Researchers have developed a curved barrier to deflect harmful air particulates away from pedestrians and back onto the roads
A team of researchers at Imperial College London have been using airflow modelling techniques to study the effects of unique roadside structures and have developed a curved barrier to deflect harmful air particulates away from pedestrians and back onto the roads. Dr Tilly Collins, of the university’s Centre for Environmental Policy, started researching the effects of roadside walls after noticing the severe pollution in the air when watching her child play netball in a school playground alongside a busy London A-road. She made the alarming discovery that these walls create vortices where the air quality gets worse, as pollutants are trapped in them.
Air pollution is becoming an increasingly dangerous global health challenge, which many researchers are working to tackle. The health concerns that have risen from poor air quality have proven to be more significant in lower-income communities, which are more likely to be situated near heavy traffic areas, and amongst children, who are more readily exposed to air pollution due to their proximity to the ground, where heavier pollutants settle over time.

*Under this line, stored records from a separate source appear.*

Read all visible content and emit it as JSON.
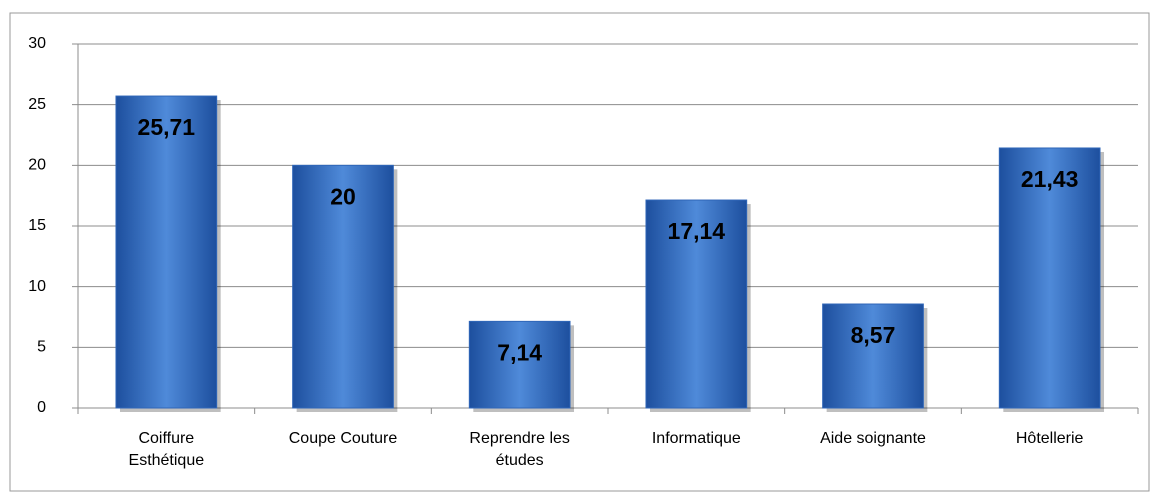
{
  "chart_data": {
    "type": "bar",
    "categories": [
      "Coiffure Esthétique",
      "Coupe Couture",
      "Reprendre les études",
      "Informatique",
      "Aide soignante",
      "Hôtellerie"
    ],
    "values": [
      25.71,
      20,
      7.14,
      17.14,
      8.57,
      21.43
    ],
    "value_labels": [
      "25,71",
      "20",
      "7,14",
      "17,14",
      "8,57",
      "21,43"
    ],
    "color": "#2f66b8",
    "ylim": [
      0,
      30
    ],
    "yticks": [
      0,
      5,
      10,
      15,
      20,
      25,
      30
    ],
    "grid": true
  }
}
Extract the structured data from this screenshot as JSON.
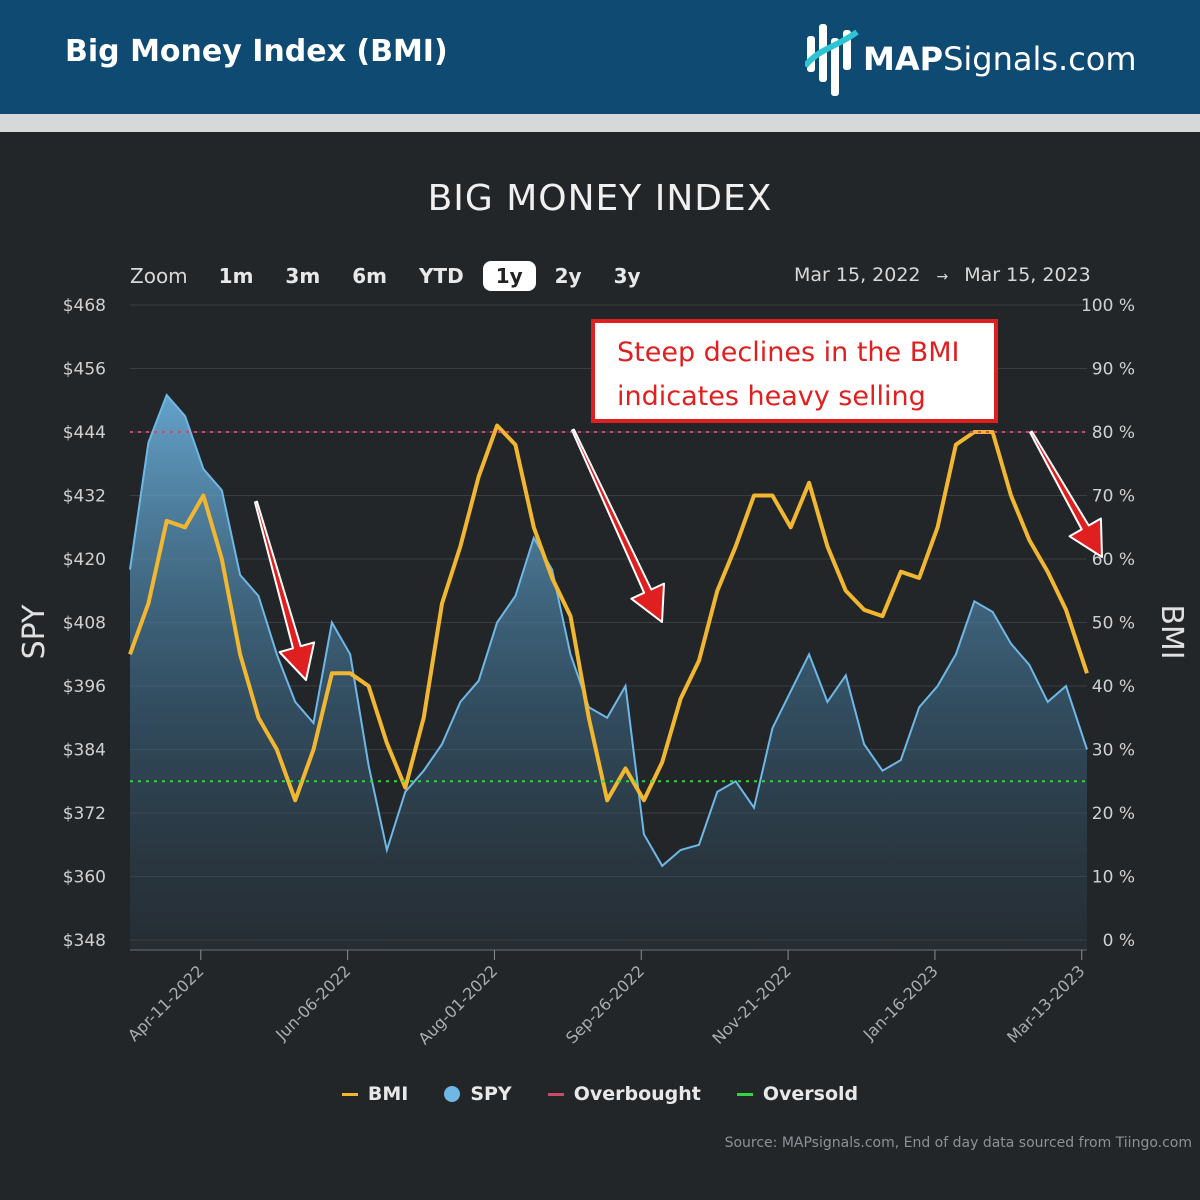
{
  "header": {
    "title": "Big Money Index (BMI)",
    "logo_bold": "MAP",
    "logo_rest": "Signals.com",
    "logo_icon": "mapsignals-bars-logo"
  },
  "toolbar": {
    "zoom_label": "Zoom",
    "zoom_options": [
      "1m",
      "3m",
      "6m",
      "YTD",
      "1y",
      "2y",
      "3y"
    ],
    "active_zoom": "1y",
    "range_start": "Mar 15, 2022",
    "range_arrow": "→",
    "range_end": "Mar 15, 2023"
  },
  "annotation": {
    "line1": "Steep declines in the BMI",
    "line2": "indicates heavy selling"
  },
  "source": "Source: MAPsignals.com, End of day data sourced from Tiingo.com",
  "colors": {
    "bmi": "#f2b731",
    "spy": "#6fb8e6",
    "overbought": "#c94a6a",
    "oversold": "#32d33f",
    "arrow": "#e02020"
  },
  "chart_data": {
    "type": "line",
    "title": "BIG MONEY INDEX",
    "y_left_label": "SPY",
    "y_right_label": "BMI",
    "y_left_ticks": [
      "$468",
      "$456",
      "$444",
      "$432",
      "$420",
      "$408",
      "$396",
      "$384",
      "$372",
      "$360",
      "$348"
    ],
    "y_right_ticks": [
      "100 %",
      "90 %",
      "80 %",
      "70 %",
      "60 %",
      "50 %",
      "40 %",
      "30 %",
      "20 %",
      "10 %",
      "0 %"
    ],
    "y_left_range": [
      348,
      468
    ],
    "y_right_range": [
      0,
      100
    ],
    "x_range": [
      "2022-03-15",
      "2023-03-15"
    ],
    "x_ticks": [
      "Apr-11-2022",
      "Jun-06-2022",
      "Aug-01-2022",
      "Sep-26-2022",
      "Nov-21-2022",
      "Jan-16-2023",
      "Mar-13-2023"
    ],
    "overbought_level": 80,
    "oversold_level": 25,
    "legend": [
      "BMI",
      "SPY",
      "Overbought",
      "Oversold"
    ],
    "legend_position": "bottom",
    "series": [
      {
        "name": "SPY",
        "style": "area",
        "x": [
          "2022-03-15",
          "2022-03-22",
          "2022-03-29",
          "2022-04-05",
          "2022-04-12",
          "2022-04-19",
          "2022-04-26",
          "2022-05-03",
          "2022-05-10",
          "2022-05-17",
          "2022-05-24",
          "2022-05-31",
          "2022-06-07",
          "2022-06-14",
          "2022-06-21",
          "2022-06-28",
          "2022-07-05",
          "2022-07-12",
          "2022-07-19",
          "2022-07-26",
          "2022-08-02",
          "2022-08-09",
          "2022-08-16",
          "2022-08-23",
          "2022-08-30",
          "2022-09-06",
          "2022-09-13",
          "2022-09-20",
          "2022-09-27",
          "2022-10-04",
          "2022-10-11",
          "2022-10-18",
          "2022-10-25",
          "2022-11-01",
          "2022-11-08",
          "2022-11-15",
          "2022-11-22",
          "2022-11-29",
          "2022-12-06",
          "2022-12-13",
          "2022-12-20",
          "2022-12-27",
          "2023-01-03",
          "2023-01-10",
          "2023-01-17",
          "2023-01-24",
          "2023-01-31",
          "2023-02-07",
          "2023-02-14",
          "2023-02-21",
          "2023-02-28",
          "2023-03-07",
          "2023-03-15"
        ],
        "values": [
          418,
          442,
          451,
          447,
          437,
          433,
          417,
          413,
          402,
          393,
          389,
          408,
          402,
          381,
          365,
          376,
          380,
          385,
          393,
          397,
          408,
          413,
          424,
          418,
          402,
          392,
          390,
          396,
          368,
          362,
          365,
          366,
          376,
          378,
          373,
          388,
          395,
          402,
          393,
          398,
          385,
          380,
          382,
          392,
          396,
          402,
          412,
          410,
          404,
          400,
          393,
          396,
          384
        ]
      },
      {
        "name": "BMI",
        "style": "line",
        "x": [
          "2022-03-15",
          "2022-03-22",
          "2022-03-29",
          "2022-04-05",
          "2022-04-12",
          "2022-04-19",
          "2022-04-26",
          "2022-05-03",
          "2022-05-10",
          "2022-05-17",
          "2022-05-24",
          "2022-05-31",
          "2022-06-07",
          "2022-06-14",
          "2022-06-21",
          "2022-06-28",
          "2022-07-05",
          "2022-07-12",
          "2022-07-19",
          "2022-07-26",
          "2022-08-02",
          "2022-08-09",
          "2022-08-16",
          "2022-08-23",
          "2022-08-30",
          "2022-09-06",
          "2022-09-13",
          "2022-09-20",
          "2022-09-27",
          "2022-10-04",
          "2022-10-11",
          "2022-10-18",
          "2022-10-25",
          "2022-11-01",
          "2022-11-08",
          "2022-11-15",
          "2022-11-22",
          "2022-11-29",
          "2022-12-06",
          "2022-12-13",
          "2022-12-20",
          "2022-12-27",
          "2023-01-03",
          "2023-01-10",
          "2023-01-17",
          "2023-01-24",
          "2023-01-31",
          "2023-02-07",
          "2023-02-14",
          "2023-02-21",
          "2023-02-28",
          "2023-03-07",
          "2023-03-15"
        ],
        "values": [
          45,
          53,
          66,
          65,
          70,
          60,
          45,
          35,
          30,
          22,
          30,
          42,
          42,
          40,
          31,
          24,
          35,
          53,
          62,
          73,
          81,
          78,
          65,
          57,
          51,
          35,
          22,
          27,
          22,
          28,
          38,
          44,
          55,
          62,
          70,
          70,
          65,
          72,
          62,
          55,
          52,
          51,
          58,
          57,
          65,
          78,
          80,
          80,
          70,
          63,
          58,
          52,
          42
        ]
      }
    ]
  }
}
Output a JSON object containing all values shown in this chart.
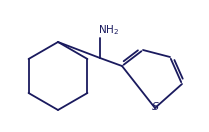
{
  "background_color": "#ffffff",
  "bond_color": "#1a1a5e",
  "text_color": "#1a1a5e",
  "line_width": 1.3,
  "figsize": [
    2.09,
    1.32
  ],
  "dpi": 100,
  "xlim": [
    0,
    209
  ],
  "ylim": [
    0,
    132
  ]
}
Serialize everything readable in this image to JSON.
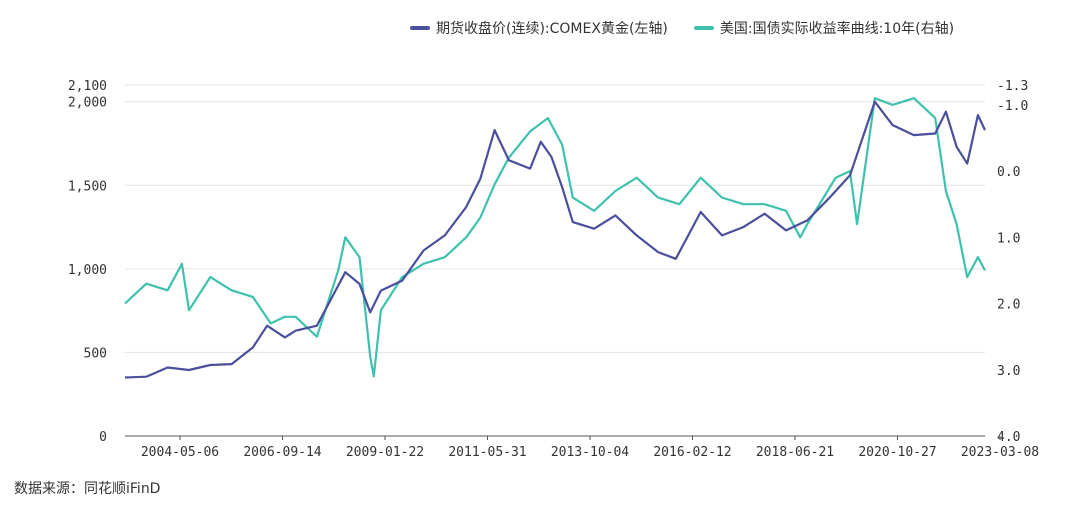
{
  "chart_data": {
    "type": "line",
    "legend": {
      "position": "top",
      "items": [
        {
          "name": "期货收盘价(连续):COMEX黄金(左轴)",
          "color": "#4a4f9c"
        },
        {
          "name": "美国:国债实际收益率曲线:10年(右轴)",
          "color": "#3ec1ad"
        }
      ]
    },
    "x_tick_labels": [
      "2004-05-06",
      "2006-09-14",
      "2009-01-22",
      "2011-05-31",
      "2013-10-04",
      "2016-02-12",
      "2018-06-21",
      "2020-10-27",
      "2023-03-08"
    ],
    "xlim": [
      "2003-01",
      "2023-03"
    ],
    "y_left": {
      "ticks": [
        0,
        500,
        1000,
        1500,
        2000,
        2100
      ],
      "tick_labels": [
        "0",
        "500",
        "1,000",
        "1,500",
        "2,000",
        "2,100"
      ],
      "ylim": [
        0,
        2100
      ]
    },
    "y_right": {
      "inverted": true,
      "ticks": [
        -1.3,
        -1.0,
        0.0,
        1.0,
        2.0,
        3.0,
        4.0
      ],
      "tick_labels": [
        "-1.3",
        "-1.0",
        "0.0",
        "1.0",
        "2.0",
        "3.0",
        "4.0"
      ],
      "ylim": [
        -1.3,
        4.0
      ]
    },
    "grid": "horizontal",
    "series": [
      {
        "name": "期货收盘价(连续):COMEX黄金(左轴)",
        "axis": "left",
        "color": "#4a4f9c",
        "x": [
          "2003-01",
          "2003-07",
          "2004-01",
          "2004-07",
          "2005-01",
          "2005-07",
          "2006-01",
          "2006-05",
          "2006-10",
          "2007-01",
          "2007-07",
          "2008-01",
          "2008-03",
          "2008-07",
          "2008-10",
          "2009-01",
          "2009-07",
          "2010-01",
          "2010-07",
          "2011-01",
          "2011-05",
          "2011-09",
          "2012-01",
          "2012-07",
          "2012-10",
          "2013-01",
          "2013-04",
          "2013-07",
          "2014-01",
          "2014-07",
          "2015-01",
          "2015-07",
          "2015-12",
          "2016-07",
          "2017-01",
          "2017-07",
          "2018-01",
          "2018-07",
          "2019-01",
          "2019-07",
          "2020-01",
          "2020-08",
          "2021-01",
          "2021-07",
          "2022-01",
          "2022-04",
          "2022-07",
          "2022-10",
          "2023-01",
          "2023-03"
        ],
        "values": [
          350,
          355,
          410,
          395,
          425,
          430,
          530,
          660,
          590,
          630,
          660,
          900,
          980,
          910,
          740,
          870,
          930,
          1110,
          1200,
          1370,
          1540,
          1830,
          1650,
          1600,
          1760,
          1670,
          1490,
          1280,
          1240,
          1320,
          1200,
          1100,
          1060,
          1340,
          1200,
          1250,
          1330,
          1230,
          1290,
          1420,
          1560,
          2000,
          1860,
          1800,
          1810,
          1940,
          1730,
          1630,
          1920,
          1830
        ]
      },
      {
        "name": "美国:国债实际收益率曲线:10年(右轴)",
        "axis": "right",
        "color": "#3ec1ad",
        "x": [
          "2003-01",
          "2003-07",
          "2004-01",
          "2004-05",
          "2004-07",
          "2005-01",
          "2005-07",
          "2006-01",
          "2006-06",
          "2006-10",
          "2007-01",
          "2007-07",
          "2008-01",
          "2008-03",
          "2008-07",
          "2008-10",
          "2008-11",
          "2009-01",
          "2009-07",
          "2010-01",
          "2010-07",
          "2011-01",
          "2011-05",
          "2011-09",
          "2012-01",
          "2012-07",
          "2012-12",
          "2013-04",
          "2013-07",
          "2014-01",
          "2014-07",
          "2015-01",
          "2015-07",
          "2016-01",
          "2016-07",
          "2017-01",
          "2017-07",
          "2018-01",
          "2018-07",
          "2018-11",
          "2019-01",
          "2019-09",
          "2020-01",
          "2020-03",
          "2020-08",
          "2021-01",
          "2021-07",
          "2022-01",
          "2022-04",
          "2022-07",
          "2022-10",
          "2023-01",
          "2023-03"
        ],
        "values": [
          2.0,
          1.7,
          1.8,
          1.4,
          2.1,
          1.6,
          1.8,
          1.9,
          2.3,
          2.2,
          2.2,
          2.5,
          1.5,
          1.0,
          1.3,
          2.8,
          3.1,
          2.1,
          1.6,
          1.4,
          1.3,
          1.0,
          0.7,
          0.2,
          -0.2,
          -0.6,
          -0.8,
          -0.4,
          0.4,
          0.6,
          0.3,
          0.1,
          0.4,
          0.5,
          0.1,
          0.4,
          0.5,
          0.5,
          0.6,
          1.0,
          0.8,
          0.1,
          0.0,
          0.8,
          -1.1,
          -1.0,
          -1.1,
          -0.8,
          0.3,
          0.8,
          1.6,
          1.3,
          1.5
        ]
      }
    ]
  },
  "source": "数据来源：同花顺iFinD"
}
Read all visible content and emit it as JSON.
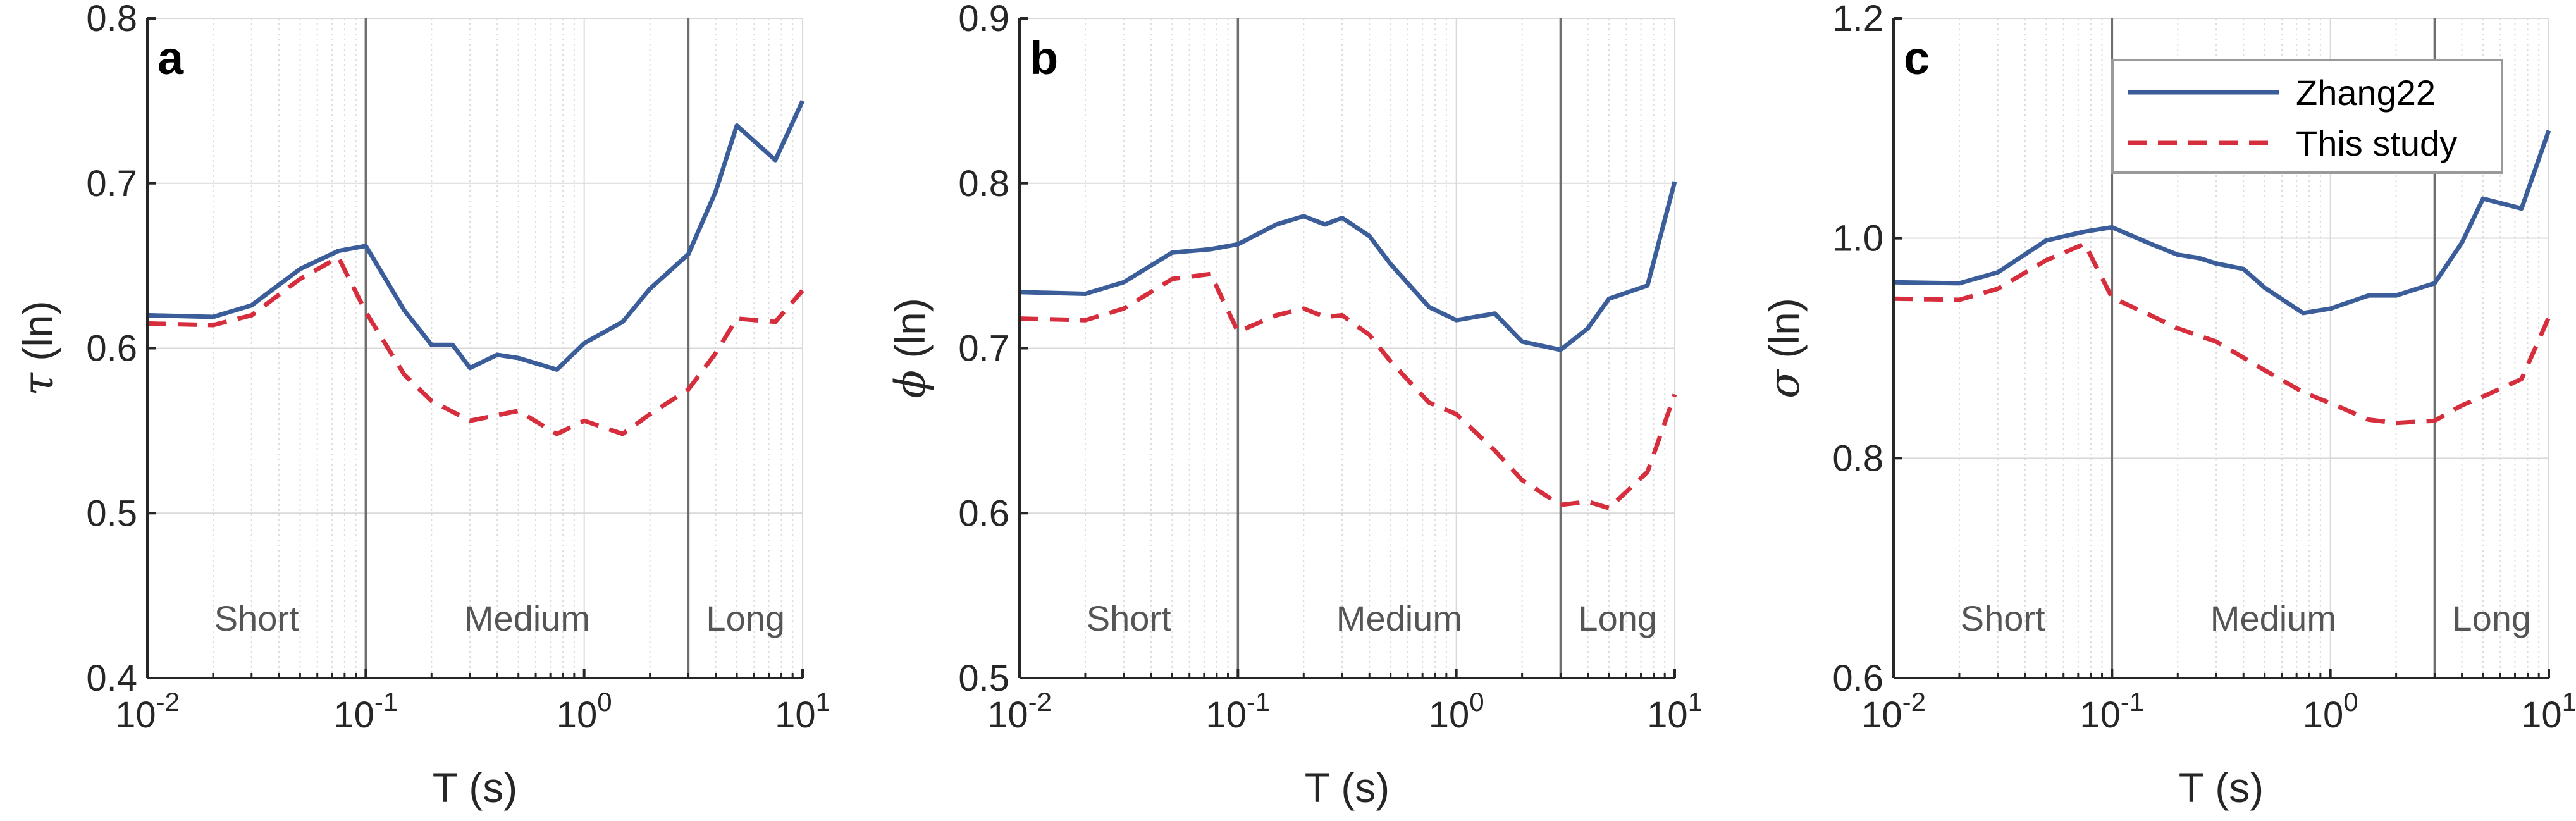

The team then explored ideas surrounding urban design that would mitigate these vortex effects, and the result was the curved barriers. Inspired by airfield baffles and the curved sound-walls on German and Dutch motorways, the team at Imperial found that curved structures would more effectively disperse and reflect pollutants back onto the roads. Furthermore, these barriers will also mitigate noise pollution and would be able to act as scaffolds, to increase green infrastructure in large cities.